Costumo dizer que tanto eu quanto ela, nós tentamos. Foram 5 anos difíceis para
mim e para ela. Eu me via totalmente perdido naquela vida. Minha alegria era somente estar
próximo do meu filho. Eu não me dava conta que precisava também amar a mulher ao meu lado. A
separação foi difícil. E novamente atendo o que aprendi daquela senhorinha, comprei uma moto e
fui morar bem próximo a ele (meu filho). Assim todos os dias eu o via. Quase todas as tardes levava
ele para lanchar (pastel de queijo e um suco de cupuaçu). Ele adora isso. Sim, eu novamente repeti
o aprendizado que guardo daquela senhorinha Dona Ana – minha vovó – que novamente acabou
falando mais alto. Porque eu sentia que fazer diferente eu estaria traindo aquela senhorinha a quem
devo muita lealdade.
Com o fim do primeiro casamento, retomo os estudos. Já havia feito uma Pós-
Graduação (Metodologia do Ensino Superior), quando inicio o curso de Direito. Ainda em Manaus.
E seguindo uma Armadilha Conceitual, Paixão Dominante ou tão somente Como o mundo me
parece. De fato não sei mesmo. O que sei é que mantive o ativismo político junto aos índios, depois
na cidade junto ao MNLM (Movimento Nacional de Luta por Moradia) passo a atuar de modo mais
perigoso. E um triste dia quase perco meu Tesouro (meu filho). Pessoas combatidas no mundo da
grilagem de terra tentam contra minha vida e de meu filho. Foram três atentados antes de eu decidir
sair de Manaus. Ou seja, eu ainda acreditava que para ajudar as pessoas eu precisava esquecer de
mim. E até mesmo de meu filho. Assim eu acreditava está fazendo certo. A força do aprendizado
religioso que dizia amar o próximo como eu amei tinha muita força em mim.
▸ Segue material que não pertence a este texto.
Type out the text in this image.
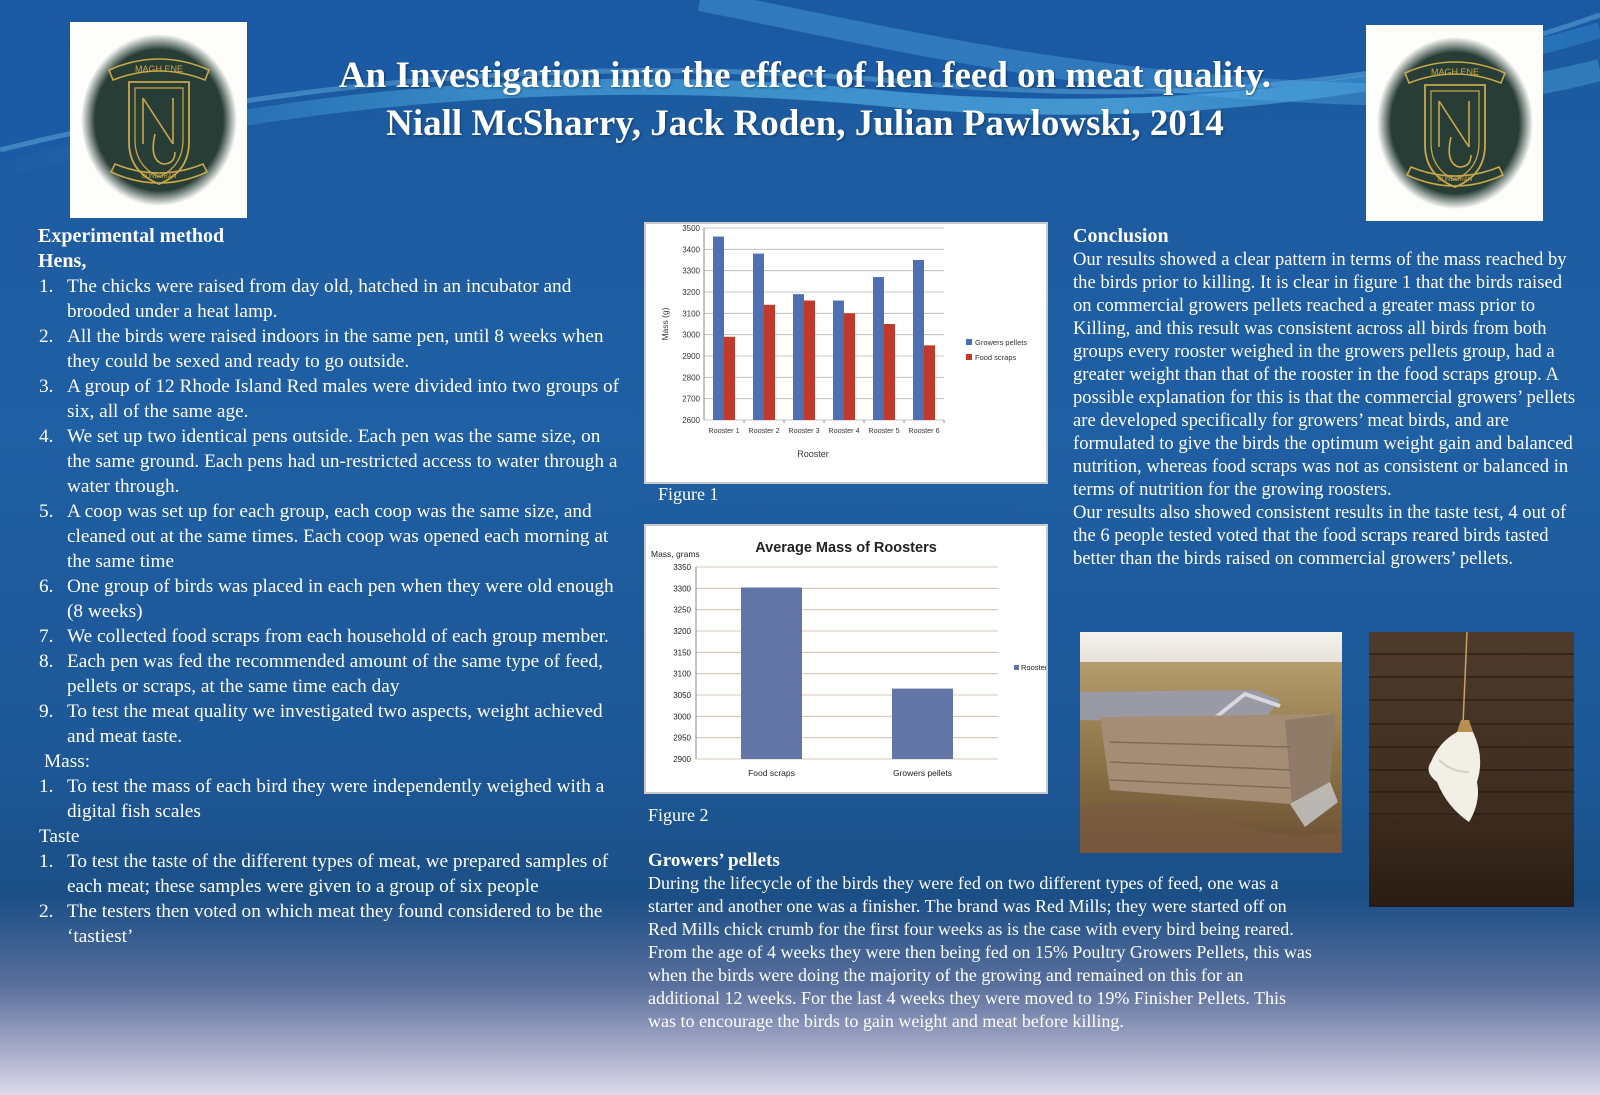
MAGH ENE
BUNDORAN
MAGH ENE
BUNDORAN
An Investigation into the effect of hen feed on meat quality.
Niall McSharry, Jack Roden, Julian Pawlowski, 2014
Experimental method
Hens,
1. The chicks were raised from day old, hatched in an incubator and brooded under a heat lamp.
2. All the birds were raised indoors in the same pen, until 8 weeks when they could be sexed and ready to go outside.
3. A group of 12 Rhode Island Red males were divided into two groups of six, all of the same age.
4. We set up two identical pens outside. Each pen was the same size, on the same ground. Each pens had un-restricted access to water through a water through.
5. A coop was set up for each group, each coop was the same size, and cleaned out at the same times. Each coop was opened each morning at the same time
6. One group of birds was placed in each pen when they were old enough (8 weeks)
7. We collected food scraps from each household of each group member.
8. Each pen was fed the recommended amount of the same type of feed, pellets or scraps, at the same time each day
9. To test the meat quality we investigated two aspects, weight achieved and meat taste.
Mass:
1. To test the mass of each bird they were independently weighed with a digital fish scales
Taste
1. To test the taste of the different types of meat, we prepared samples of each meat; these samples were given to a group of six people
2. The testers then voted on which meat they found considered to be the ‘tastiest’
2600
2700
2800
2900
3000
3100
3200
3300
3400
3500
Rooster 1 Rooster 2 Rooster 3 Rooster 4 Rooster 5 Rooster 6
Rooster
Mass (g)
Growers pellets
Food scraps
Figure 1
Average Mass of Roosters
Mass, grams
2900
2950
3000
3050
3100
3150
3200
3250
3300
3350
Food scraps	Growers pellets
Rooster
Figure 2
Conclusion
Our results showed a clear pattern in terms of the mass reached by the birds prior to killing. It is clear in figure 1 that the birds raised on commercial growers pellets reached a greater mass prior to Killing, and this result was consistent across all birds from both groups every rooster weighed in the growers pellets group, had a greater weight than that of the rooster in the food scraps group. A possible explanation for this is that the commercial growers’ pellets are developed specifically for growers’ meat birds, and are formulated to give the birds the optimum weight gain and balanced nutrition, whereas food scraps was not as consistent or balanced in terms of nutrition for the growing roosters.
Our results also showed consistent results in the taste test, 4 out of the 6 people tested voted that the food scraps reared birds tasted better than the birds raised on commercial growers’ pellets.
Growers’ pellets
During the lifecycle of the birds they were fed on two different types of feed, one was a starter and another one was a finisher. The brand was Red Mills; they were started off on Red Mills chick crumb for the first four weeks as is the case with every bird being reared. From the age of 4 weeks they were then being fed on 15% Poultry Growers Pellets, this was when the birds were doing the majority of the growing and remained on this for an additional 12 weeks. For the last 4 weeks they were moved to 19% Finisher Pellets. This was to encourage the birds to gain weight and meat before killing.
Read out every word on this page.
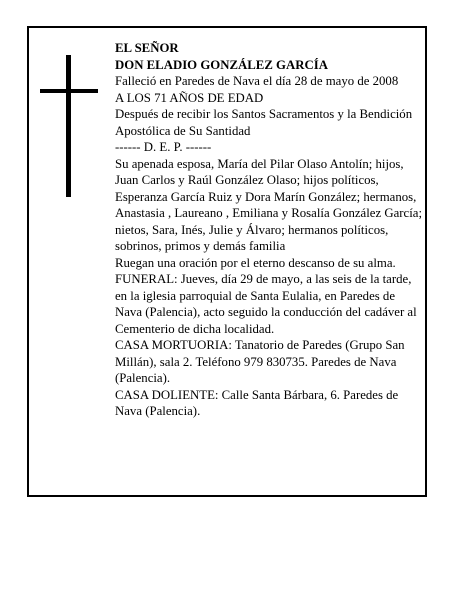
EL SEÑOR

DON ELADIO GONZÁLEZ GARCÍA

Falleció en Paredes de Nava el día 28 de mayo de 2008

A LOS 71 AÑOS DE EDAD

Después de recibir los Santos Sacramentos y la Bendición Apostólica de Su Santidad

------ D. E. P. ------

Su apenada esposa, María del Pilar Olaso Antolín; hijos, Juan Carlos y Raúl González Olaso; hijos políticos, Esperanza García Ruiz y Dora Marín González; hermanos, Anastasia , Laureano , Emiliana y Rosalía González García; nietos, Sara, Inés, Julie y Álvaro; hermanos políticos, sobrinos, primos y demás familia

Ruegan una oración por el eterno descanso de su alma.

FUNERAL: Jueves, día 29 de mayo, a las seis de la tarde, en la iglesia parroquial de Santa Eulalia, en Paredes de Nava (Palencia), acto seguido la conducción del cadáver al Cementerio de dicha localidad.

CASA MORTUORIA: Tanatorio de Paredes (Grupo San Millán), sala 2. Teléfono 979 830735. Paredes de Nava (Palencia).

CASA DOLIENTE: Calle Santa Bárbara, 6. Paredes de Nava (Palencia).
Digo tinha porque
não sei se ainda faria tudo de novo. Espero que não. Espero que quando conquistar minha liberdade
não me meta mais com isso. Não sei. Preciso encontrar um novo ativismo social. Enfim.
Sobre o porquê de estar hoje preso, eu prefiro deixar para as Clínicas Didáticas. A
vergonha é tamanha que prefiro assim. O que consigo dizer é que de fato atendi a uma Pulsão de
Morte que quase me autodestruiu. Na verdade, nem sei ao certo porque fiz aquilo. Até hoje esse
porquê me atormenta. Porém, tenho certeza que não devia ter feito. Não pela condenação do Código
Penal. Mas pela condenação que me atormenta todos os dias a Consciência. Mas enfim, deixemos
para as Clínicas Didáticas.
Hoje me agarro a esta Filosofia Clínica como meu porto seguro. Fico feliz quando
penso que não tenho aquela Natureza criminosa, mas sim uma História que talvez tenha me levado
àquele triste dia. Enfim. Tenho mais dúvidas do que certezas de mim mesmo.
Procuro consolo em Schopenhauer: “sempre posso fazer algo com aquilo que
fizeram de mim”. Ou Sartre: Não importa o que fizeram com você. O que importa é o que você
faz com aquilo que fizeram com você. Ou Nietzsche: É preciso ter o caos dentro de si para gerar
uma estrela dançante. Ou A grandeza do homem consiste em que ele é uma ponte e não um fim;
o que nos pode agradar no homem é ele ser transição e queda. Ou nenhum homem é
irrecuperável, desde que receba tratamento adequado (Mário Ottoboni - Fundador da APAC).
Enfim é isso. Assim vejo meu Mundo hoje. Em plena transformação. Graças a este
Opus Dei por nome APAC que possibilita ao um apenado sonhar. Consigo hoje fazer abstrações de
um futuro possível. Moro ao lado do Presídio Central de Porto Alegre. O que nos divide é um muro
de concreto. Aqui deste lado o Céu e do outro lado o Inferno. Aqui deste lado pagamos nossa pena
de forma humanizada. Um dia quero escrever sobre esta obra que salva vidas há mais de 50 anos.
Ao Grande Oráculo de Delphos peço que me permita viver o bastante para aprender
um pouco mais da vida. Até aqui gratiam aeternam omnibus.